Show that $\sqrt{ab} \leq \sqrt[n]{\frac{a^n+b^n+\lambda((a+b)^n-a^n-b^n)}{2+\lambda(2^n-2)}} \leq \frac{a+b}{2}$ Let $a,b,\lambda \in \mathbb R,$ with $a,b > 0, \lambda ≥1,$ and $ n \in \mathbb N^*.$
Show that $\sqrt{ab} \leq \sqrt[n]{\frac{a^n+b^n+\lambda((a+b)^n-a^n-b^n)}{2+\lambda(2^n-2)}} \leq \frac{a+b}{2}$
What is the good method to solve such a thing? I do not really have any idea for the moment ... It was given at an oral exam.

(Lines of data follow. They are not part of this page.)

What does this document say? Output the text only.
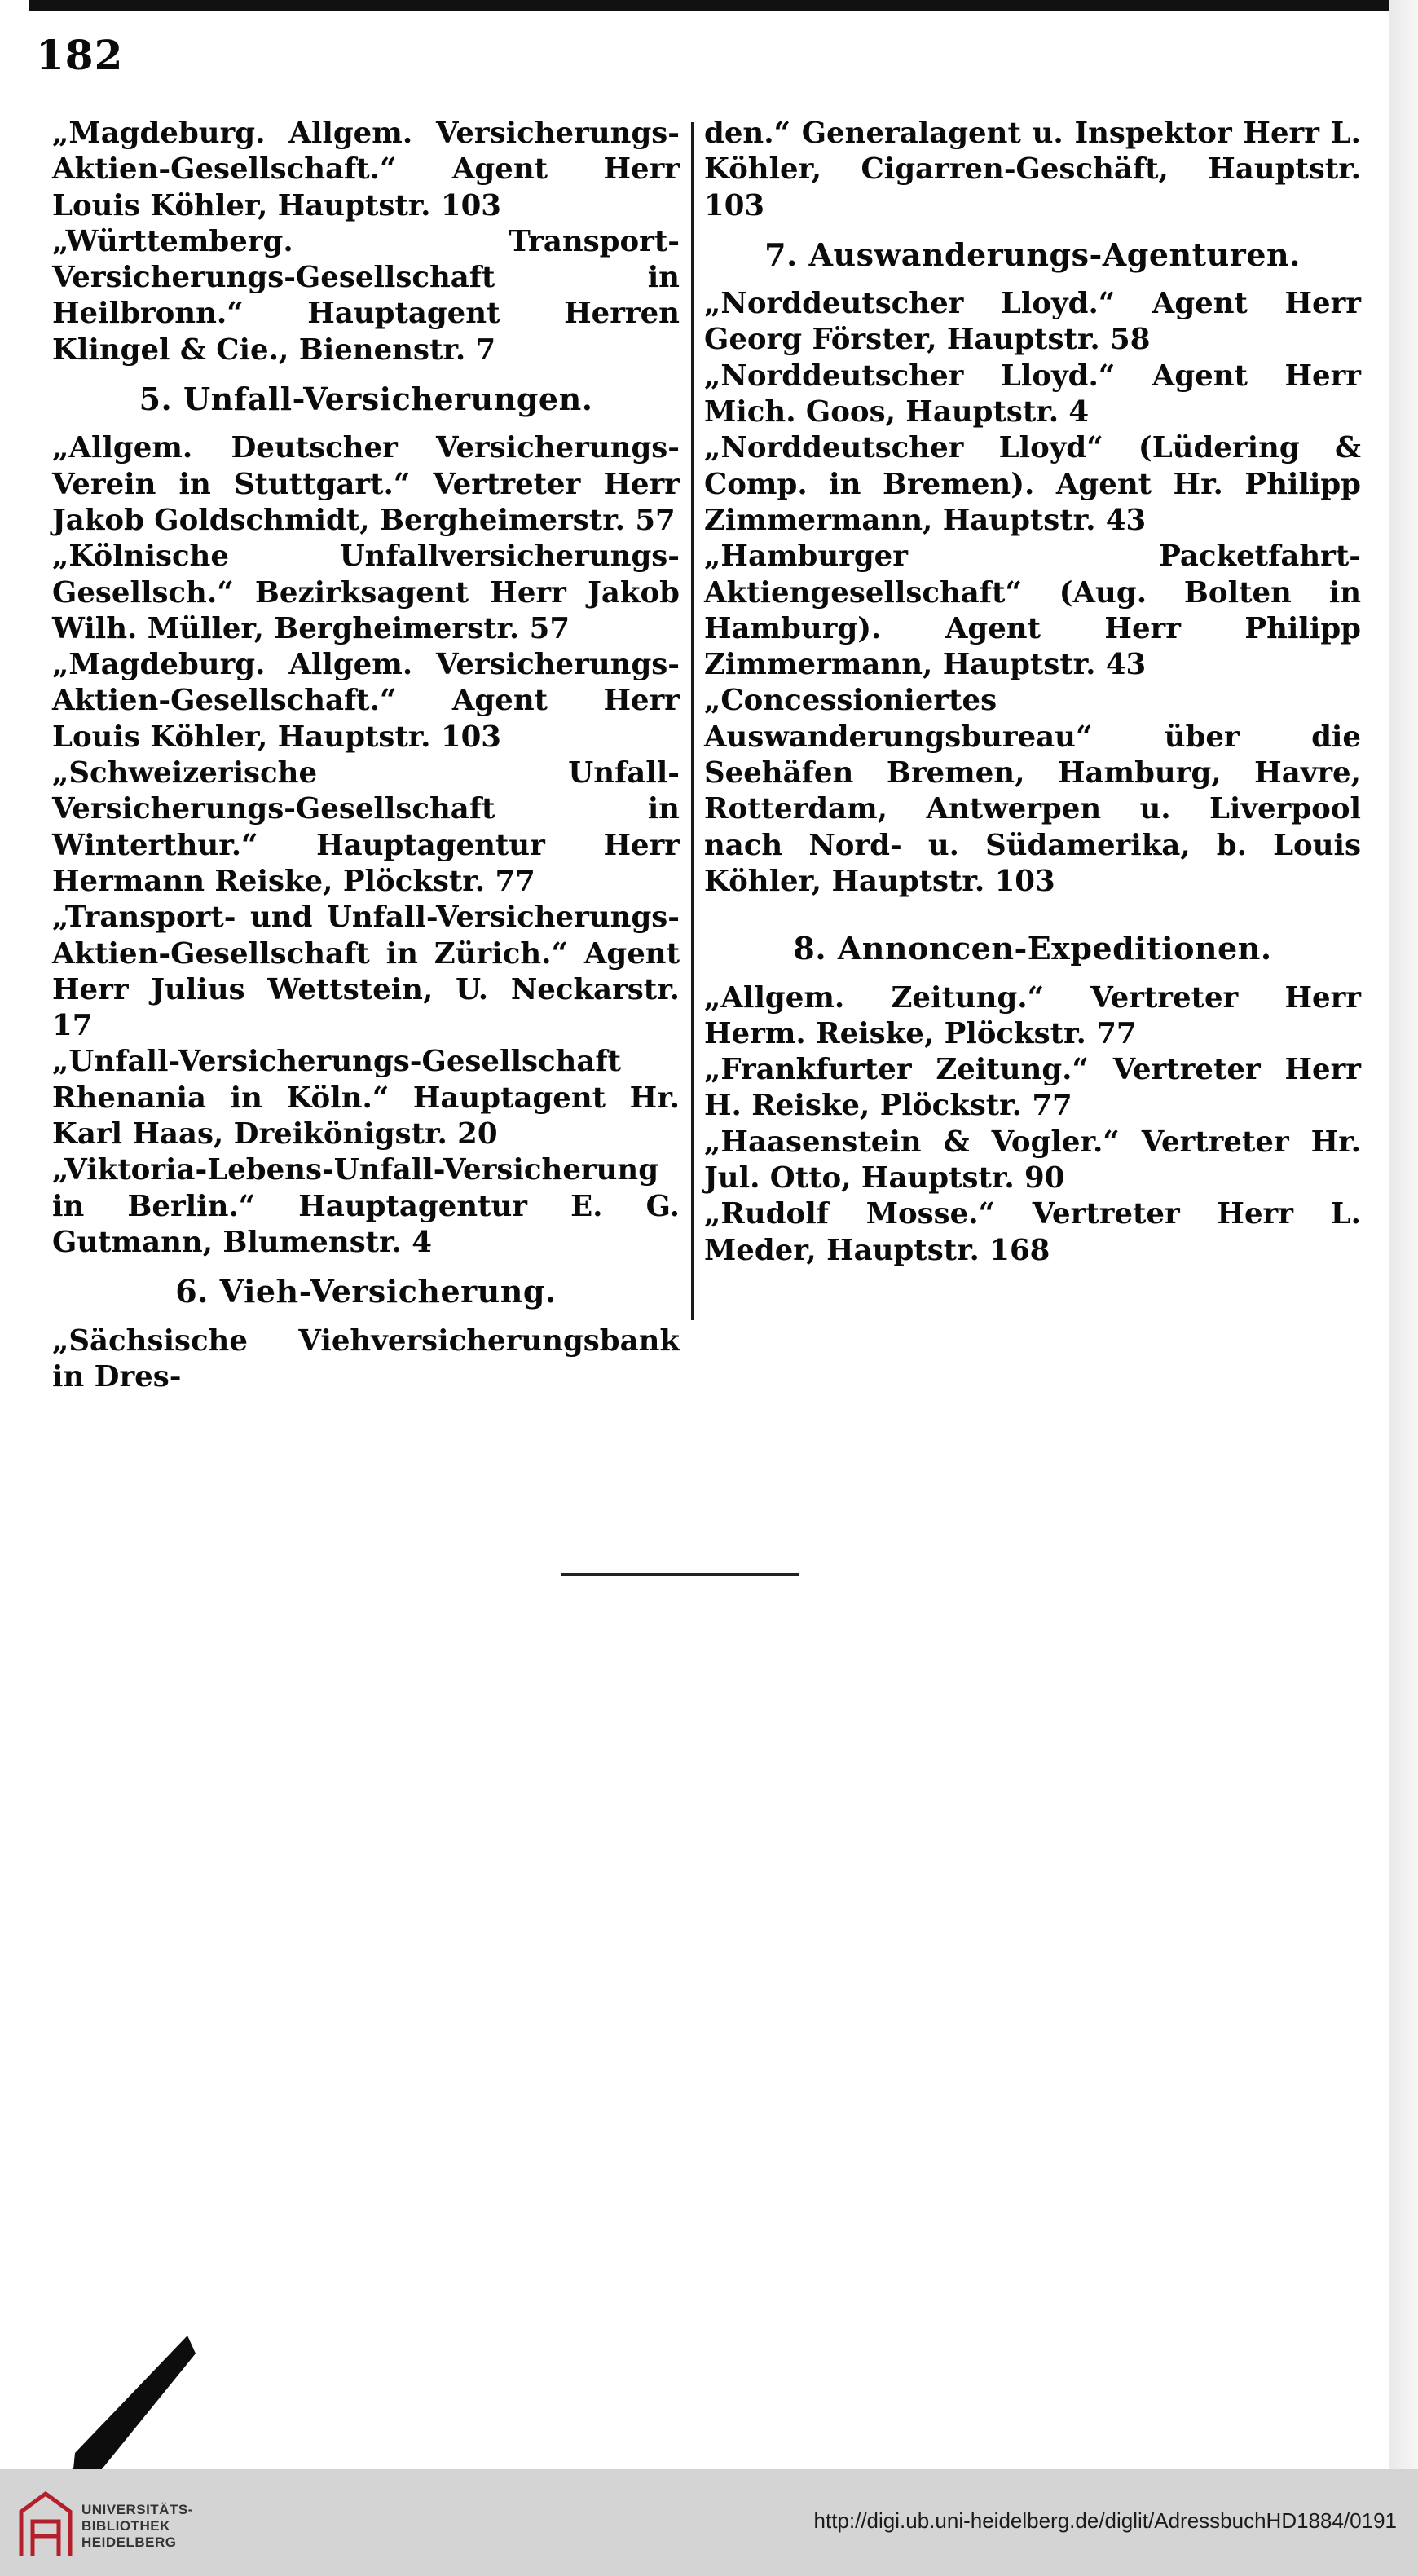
182

„Magdeburg. Allgem. Versicherungs-Aktien-Gesellschaft.“ Agent Herr Louis Köhler, Hauptstr. 103

„Württemberg. Transport-Versicherungs-Gesellschaft in Heilbronn.“ Hauptagent Herren Klingel & Cie., Bienenstr. 7

5. Unfall-Versicherungen.

„Allgem. Deutscher Versicherungs-Verein in Stuttgart.“ Vertreter Herr Jakob Goldschmidt, Bergheimerstr. 57

„Kölnische Unfallversicherungs-Gesellsch.“ Bezirksagent Herr Jakob Wilh. Müller, Bergheimerstr. 57

„Magdeburg. Allgem. Versicherungs-Aktien-Gesellschaft.“ Agent Herr Louis Köhler, Hauptstr. 103

„Schweizerische Unfall-Versicherungs-Gesellschaft in Winterthur.“ Hauptagentur Herr Hermann Reiske, Plöckstr. 77

„Transport- und Unfall-Versicherungs-Aktien-Gesellschaft in Zürich.“ Agent Herr Julius Wettstein, U. Neckarstr. 17

„Unfall-Versicherungs-Gesellschaft Rhenania in Köln.“ Hauptagent Hr. Karl Haas, Dreikönigstr. 20

„Viktoria-Lebens-Unfall-Versicherung in Berlin.“ Hauptagentur E. G. Gutmann, Blumenstr. 4

6. Vieh-Versicherung.

„Sächsische Viehversicherungsbank in Dres-

den.“ Generalagent u. Inspektor Herr L. Köhler, Cigarren-Geschäft, Hauptstr. 103

7. Auswanderungs-Agenturen.

„Norddeutscher Lloyd.“ Agent Herr Georg Förster, Hauptstr. 58

„Norddeutscher Lloyd.“ Agent Herr Mich. Goos, Hauptstr. 4

„Norddeutscher Lloyd“ (Lüdering & Comp. in Bremen). Agent Hr. Philipp Zimmermann, Hauptstr. 43

„Hamburger Packetfahrt-Aktiengesellschaft“ (Aug. Bolten in Hamburg). Agent Herr Philipp Zimmermann, Hauptstr. 43

„Concessioniertes Auswanderungsbureau“ über die Seehäfen Bremen, Hamburg, Havre, Rotterdam, Antwerpen u. Liverpool nach Nord- u. Südamerika, b. Louis Köhler, Hauptstr. 103

8. Annoncen-Expeditionen.

„Allgem. Zeitung.“ Vertreter Herr Herm. Reiske, Plöckstr. 77

„Frankfurter Zeitung.“ Vertreter Herr H. Reiske, Plöckstr. 77

„Haasenstein & Vogler.“ Vertreter Hr. Jul. Otto, Hauptstr. 90

„Rudolf Mosse.“ Vertreter Herr L. Meder, Hauptstr. 168

UNIVERSITÄTS-
BIBLIOTHEK
HEIDELBERG
http://digi.ub.uni-heidelberg.de/diglit/AdressbuchHD1884/0191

$(\sqrt{a}-\sqrt{b})^2 ≥0 \implies \sqrt{ab} \leq \frac{a+b}{2}$
 A: At $\lambda=1$ we have equality between the middle term and the RHS. If you manage to prove that the middle term is a decreasing function of $\lambda$, it just remains to show that
$$ (ab)^{n/2}\leq \frac{(a+b)^n-a^n-b^n}{2^n-2}. $$
This is a homogeneous inequality, hence it is enough to show that
$$ (2^n-2) x^{n/2} \leq (1+x)^n-1-x^n $$
for any $x\geq 0$. This is a simple consequence of the binomial theorem and AM-GM.
A: the right-hand side of your inequality is equivalent to $$\frac{a^n+b^n}{2}\geq \left(\frac{a+b}{2}\right)^n$$
ok, lets prove it,raise to the power $n$ gives:
$$a^n+b^n+\lambda(a+b)^n-a^n\lambda-b^n\lambda\le \left(\frac{a+b}{2}\right)^n(2+2^n\lambda-2\lambda)$$
after simplifying and rearranging we obtain:
$$(a^n+b^n)(1-\lambda)\le \left(\frac{a+b}{2}\right)^n2+(a+b)^n+(a+b)^n\lambda-2\lambda\left(\frac{a+b}{2}\right)^n$$
and so we get
$$(a^n+b^n)(1-\lambda)\le 2(1-\lambda)\left(\frac{a+b}{2}\right)^n$$
for $\lambda=1$ is the inequality true, for $$\lambda>1$$ we have
$$\frac{a^n+b^n}{2}\geq \left(\frac{a+b}{2}\right)^n$$
A: I'll prove the right inequality
and leave the left.
$\sqrt{ab} \leq \sqrt[n]{\dfrac{a^n+b^n+\lambda((a+b)^n-a^n-b^n)}{2+\lambda(2^n-2)}} \leq \dfrac{a+b}{2}
$
Assume that
$a \le b$.
Dividing by $b$,
and writing $c = \lambda$
and
$x = a/b$,
this becomes
$\sqrt{a/b} 
\leq \sqrt[n]{\dfrac{(a/b)^n+1+c((a/b+1)^n-(a/b)^n-1)}{2+c(2^n-2)}} 
\leq \dfrac{(a/b)+1}{2}
$
or
$\sqrt{x} 
\leq \sqrt[n]{\dfrac{x^n+1+c((x+1)^n-x^n-1)}{2+c(2^n-2)}} 
\leq \dfrac{x+1}{2}
$
where
$0 < x < 1$
and
$c > 1$.
Let
$f(x)
=\dfrac{x^n+1+c((x+1)^n-x^n-1)}{2+c(2^n-2)}
$.
The right inequality is
$f(x)
\le \dfrac{(x+1)^n}{2^n}
$
or
$\begin{array}\\
x^n+1+c((x+1)^n-x^n-1)
&\le (2+c(2^n-2))(x+1)^n/2^n\\
&= c(x+1)^n+(2-2c)(x+1)^n/2^n\\
\text{or}\\
(1-c)x^n+1-c
&\le (2-2c)(x+1)^n/2^n\\
\text{or}\\
x^n+1
&\ge 2(x+1)^n/2^n
\qquad\text{since } c > 1\\
\text{or}\\
2^{n-1}(x^n+1)
&\ge (x+1)^n\\
\end{array}
$
Let
$g_n(x)
= 2^{n-1}(x^n+1)-(x+1)^n
$.
$g(0)=2^{n-1}-1 > 0$
and
$g(1) = 0$.
This is the same as
$\dfrac{x^n+1}{2}
\ge (\dfrac{x+1}{2})^n
$
or
$\sqrt[n]{\dfrac{x^n+1}{2}}
\ge \dfrac{x+1}{2}
$
which is true
by the power-mean inequality
(https://en.wikipedia.org/wiki/Generalized_mean).
That's enough for now.
The left inequality should be
similarly provable.